Estar em casa me deixou nostálgica, poder olhar para os retratos de família que um dia esconderam tão bem a verdade dos olhos infantis e me lembrar de todas as festas de aniversários de todos os natais, e perceber onde isso nos levou.
Quando eu fui embora tinha apenas quinze anos, era uma adolescente que acreditava que a solução era fugir e esquecer tudo, os anos no internato e na faculdade me deixaram mais dispersa de tudo isso, mas lá no fundo ainda havia a lembrança, dos gritos, do sangue, do cheiro da fumaça. Tantos anos e ainda consigo sentir o cheiro.
-Eu mesma cuidei de todos os detalhes para o funeral do seu pai, mas se houver alguma mudança que queira fazer eu cuidarei disso imediatamente.
Izabel a governanta da mansão trazia consigo um ar de preocupação e vez ou outra podia notar suas mãos agitadas descendo até a saia na tentativa de mante-las ocupadas ou de tornar o tecido liso ainda mais impecável do que estava. Pensei por um momento se havia algo que eu devesse fazer ao enterrar o corpo sem vida do meu pai, mas isso nao adiantaria, os erros que haviam sido cometidos nos trouxeram até uma situação sem retorno, enterrar o homem que eu mais amava e odiava no mundo, agora parecia uma tarefa sem importância diante de tantas prioridades.

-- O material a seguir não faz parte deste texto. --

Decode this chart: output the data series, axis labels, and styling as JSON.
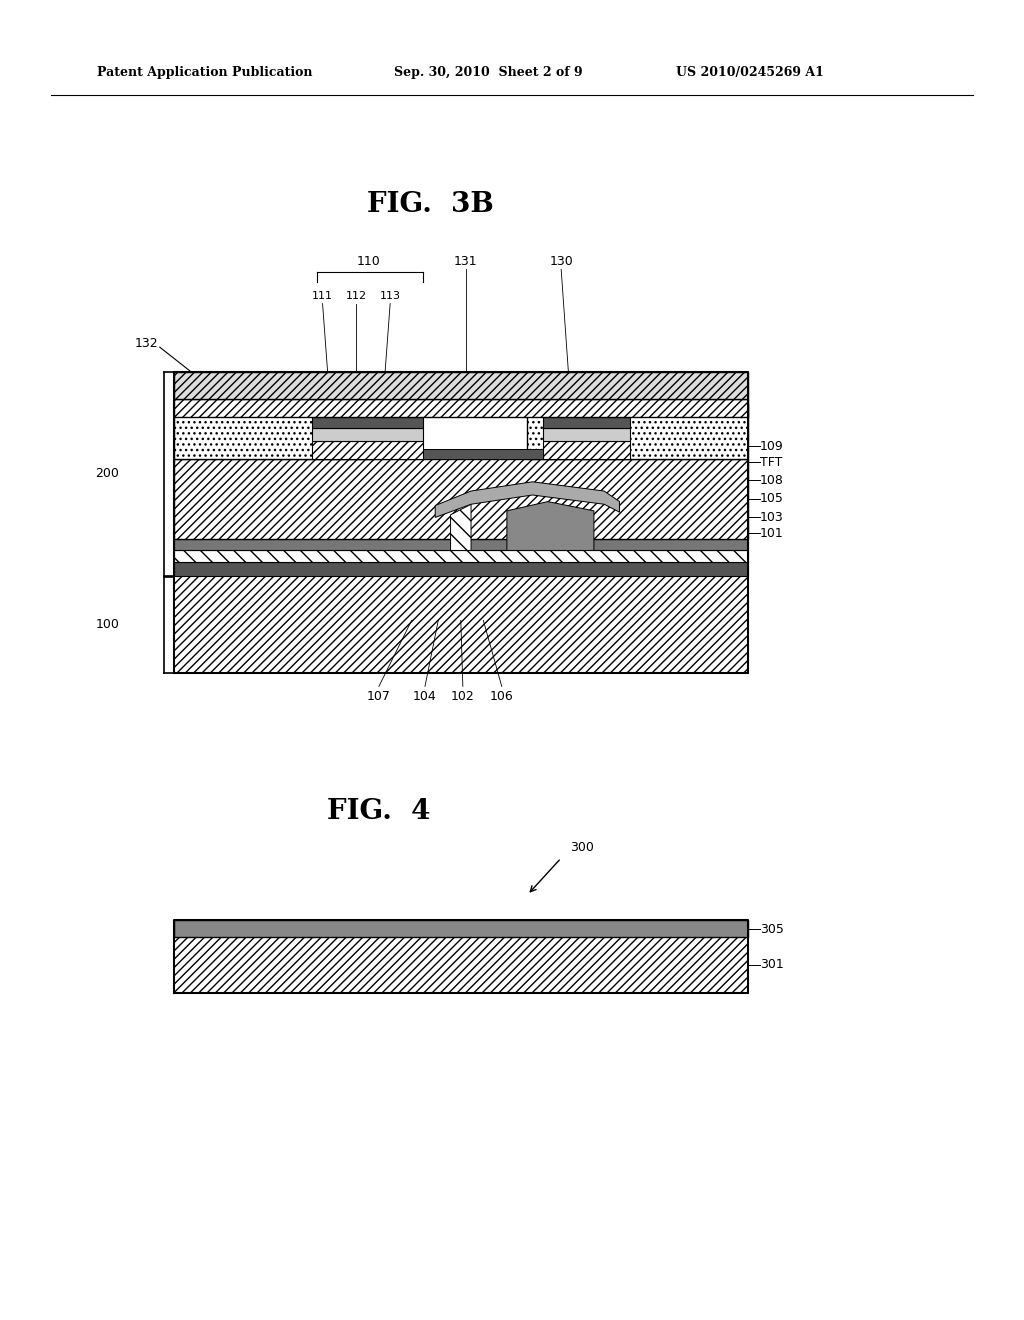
{
  "bg_color": "#ffffff",
  "header_text1": "Patent Application Publication",
  "header_text2": "Sep. 30, 2010  Sheet 2 of 9",
  "header_text3": "US 2010/0245269 A1",
  "fig3b_title": "FIG.  3B",
  "fig4_title": "FIG.  4"
}
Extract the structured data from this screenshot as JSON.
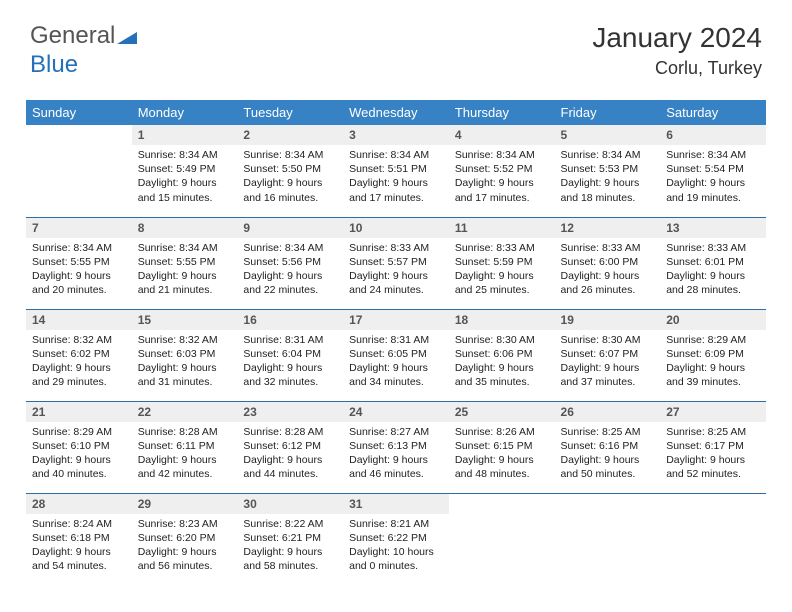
{
  "logo": {
    "part1": "General",
    "part2": "Blue"
  },
  "title": "January 2024",
  "location": "Corlu, Turkey",
  "colors": {
    "header_bg": "#3682c4",
    "header_text": "#ffffff",
    "daynum_bg": "#efefef",
    "row_border": "#2e6da4",
    "logo_accent": "#2570b8"
  },
  "weekdays": [
    "Sunday",
    "Monday",
    "Tuesday",
    "Wednesday",
    "Thursday",
    "Friday",
    "Saturday"
  ],
  "grid": [
    [
      null,
      {
        "n": "1",
        "sr": "8:34 AM",
        "ss": "5:49 PM",
        "dl": "9 hours and 15 minutes."
      },
      {
        "n": "2",
        "sr": "8:34 AM",
        "ss": "5:50 PM",
        "dl": "9 hours and 16 minutes."
      },
      {
        "n": "3",
        "sr": "8:34 AM",
        "ss": "5:51 PM",
        "dl": "9 hours and 17 minutes."
      },
      {
        "n": "4",
        "sr": "8:34 AM",
        "ss": "5:52 PM",
        "dl": "9 hours and 17 minutes."
      },
      {
        "n": "5",
        "sr": "8:34 AM",
        "ss": "5:53 PM",
        "dl": "9 hours and 18 minutes."
      },
      {
        "n": "6",
        "sr": "8:34 AM",
        "ss": "5:54 PM",
        "dl": "9 hours and 19 minutes."
      }
    ],
    [
      {
        "n": "7",
        "sr": "8:34 AM",
        "ss": "5:55 PM",
        "dl": "9 hours and 20 minutes."
      },
      {
        "n": "8",
        "sr": "8:34 AM",
        "ss": "5:55 PM",
        "dl": "9 hours and 21 minutes."
      },
      {
        "n": "9",
        "sr": "8:34 AM",
        "ss": "5:56 PM",
        "dl": "9 hours and 22 minutes."
      },
      {
        "n": "10",
        "sr": "8:33 AM",
        "ss": "5:57 PM",
        "dl": "9 hours and 24 minutes."
      },
      {
        "n": "11",
        "sr": "8:33 AM",
        "ss": "5:59 PM",
        "dl": "9 hours and 25 minutes."
      },
      {
        "n": "12",
        "sr": "8:33 AM",
        "ss": "6:00 PM",
        "dl": "9 hours and 26 minutes."
      },
      {
        "n": "13",
        "sr": "8:33 AM",
        "ss": "6:01 PM",
        "dl": "9 hours and 28 minutes."
      }
    ],
    [
      {
        "n": "14",
        "sr": "8:32 AM",
        "ss": "6:02 PM",
        "dl": "9 hours and 29 minutes."
      },
      {
        "n": "15",
        "sr": "8:32 AM",
        "ss": "6:03 PM",
        "dl": "9 hours and 31 minutes."
      },
      {
        "n": "16",
        "sr": "8:31 AM",
        "ss": "6:04 PM",
        "dl": "9 hours and 32 minutes."
      },
      {
        "n": "17",
        "sr": "8:31 AM",
        "ss": "6:05 PM",
        "dl": "9 hours and 34 minutes."
      },
      {
        "n": "18",
        "sr": "8:30 AM",
        "ss": "6:06 PM",
        "dl": "9 hours and 35 minutes."
      },
      {
        "n": "19",
        "sr": "8:30 AM",
        "ss": "6:07 PM",
        "dl": "9 hours and 37 minutes."
      },
      {
        "n": "20",
        "sr": "8:29 AM",
        "ss": "6:09 PM",
        "dl": "9 hours and 39 minutes."
      }
    ],
    [
      {
        "n": "21",
        "sr": "8:29 AM",
        "ss": "6:10 PM",
        "dl": "9 hours and 40 minutes."
      },
      {
        "n": "22",
        "sr": "8:28 AM",
        "ss": "6:11 PM",
        "dl": "9 hours and 42 minutes."
      },
      {
        "n": "23",
        "sr": "8:28 AM",
        "ss": "6:12 PM",
        "dl": "9 hours and 44 minutes."
      },
      {
        "n": "24",
        "sr": "8:27 AM",
        "ss": "6:13 PM",
        "dl": "9 hours and 46 minutes."
      },
      {
        "n": "25",
        "sr": "8:26 AM",
        "ss": "6:15 PM",
        "dl": "9 hours and 48 minutes."
      },
      {
        "n": "26",
        "sr": "8:25 AM",
        "ss": "6:16 PM",
        "dl": "9 hours and 50 minutes."
      },
      {
        "n": "27",
        "sr": "8:25 AM",
        "ss": "6:17 PM",
        "dl": "9 hours and 52 minutes."
      }
    ],
    [
      {
        "n": "28",
        "sr": "8:24 AM",
        "ss": "6:18 PM",
        "dl": "9 hours and 54 minutes."
      },
      {
        "n": "29",
        "sr": "8:23 AM",
        "ss": "6:20 PM",
        "dl": "9 hours and 56 minutes."
      },
      {
        "n": "30",
        "sr": "8:22 AM",
        "ss": "6:21 PM",
        "dl": "9 hours and 58 minutes."
      },
      {
        "n": "31",
        "sr": "8:21 AM",
        "ss": "6:22 PM",
        "dl": "10 hours and 0 minutes."
      },
      null,
      null,
      null
    ]
  ],
  "labels": {
    "sunrise": "Sunrise:",
    "sunset": "Sunset:",
    "daylight": "Daylight:"
  }
}
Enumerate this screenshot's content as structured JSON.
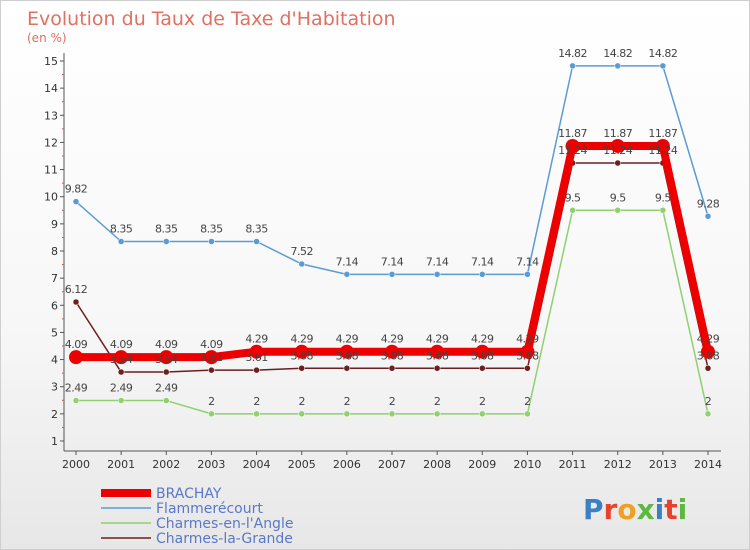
{
  "chart_data": {
    "type": "line",
    "title": "Evolution du Taux de Taxe d'Habitation",
    "subtitle": "(en %)",
    "x": [
      "2000",
      "2001",
      "2002",
      "2003",
      "2004",
      "2005",
      "2006",
      "2007",
      "2008",
      "2009",
      "2010",
      "2011",
      "2012",
      "2013",
      "2014"
    ],
    "yticks": [
      "1",
      "2",
      "3",
      "4",
      "5",
      "6",
      "7",
      "8",
      "9",
      "10",
      "11",
      "12",
      "13",
      "14",
      "15"
    ],
    "ylim": [
      1,
      15
    ],
    "grid": false,
    "legend_position": "bottom-left",
    "series": [
      {
        "name": "Flammerécourt",
        "color": "#5b9bd5",
        "values": [
          9.82,
          8.35,
          8.35,
          8.35,
          8.35,
          7.52,
          7.14,
          7.14,
          7.14,
          7.14,
          7.14,
          14.82,
          14.82,
          14.82,
          9.28
        ],
        "labels": [
          "9.82",
          "8.35",
          "8.35",
          "8.35",
          "8.35",
          "7.52",
          "7.14",
          "7.14",
          "7.14",
          "7.14",
          "7.14",
          "14.82",
          "14.82",
          "14.82",
          "9.28"
        ]
      },
      {
        "name": "Charmes-la-Grande",
        "color": "#6b1f1f",
        "values": [
          6.12,
          3.54,
          3.54,
          3.61,
          3.61,
          3.68,
          3.68,
          3.68,
          3.68,
          3.68,
          3.68,
          11.24,
          11.24,
          11.24,
          3.68
        ],
        "labels": [
          "6.12",
          "3.54",
          "3.54",
          "3.61",
          "3.61",
          "3.68",
          "3.68",
          "3.68",
          "3.68",
          "3.68",
          "3.68",
          "11.24",
          "11.24",
          "11.24",
          "3.68"
        ]
      },
      {
        "name": "Charmes-en-l'Angle",
        "color": "#90d070",
        "values": [
          2.49,
          2.49,
          2.49,
          2,
          2,
          2,
          2,
          2,
          2,
          2,
          2,
          9.5,
          9.5,
          9.5,
          2
        ],
        "labels": [
          "2.49",
          "2.49",
          "2.49",
          "2",
          "2",
          "2",
          "2",
          "2",
          "2",
          "2",
          "2",
          "9.5",
          "9.5",
          "9.5",
          "2"
        ]
      },
      {
        "name": "BRACHAY",
        "color": "#ee0000",
        "values": [
          4.09,
          4.09,
          4.09,
          4.09,
          4.29,
          4.29,
          4.29,
          4.29,
          4.29,
          4.29,
          4.29,
          11.87,
          11.87,
          11.87,
          4.29
        ],
        "labels": [
          "4.09",
          "4.09",
          "4.09",
          "4.09",
          "4.29",
          "4.29",
          "4.29",
          "4.29",
          "4.29",
          "4.29",
          "4.29",
          "11.87",
          "11.87",
          "11.87",
          "4.29"
        ]
      }
    ],
    "legend": [
      "BRACHAY",
      "Flammerécourt",
      "Charmes-en-l'Angle",
      "Charmes-la-Grande"
    ]
  },
  "brand": {
    "text": "Proxiti",
    "letter_colors": [
      "#3b7fc4",
      "#e8412c",
      "#f0a020",
      "#5cb840",
      "#3b7fc4",
      "#e8412c",
      "#5cb840"
    ]
  }
}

-Sei que fará um trabalho impecável Izabel, manterei tudo como você fez.
-Sim senhora, se houver algo mais que eu possa fazer?
Sim, estava na hora de começar o que eu deveria fazer, nada me fazia mais sentido do que isso.
-Mateo ainda está aqui?
-Sim senhora, devo pedir que venha para a biblioteca?
-Não Izabel, diga para ele vir até o meu quarto em uma hora.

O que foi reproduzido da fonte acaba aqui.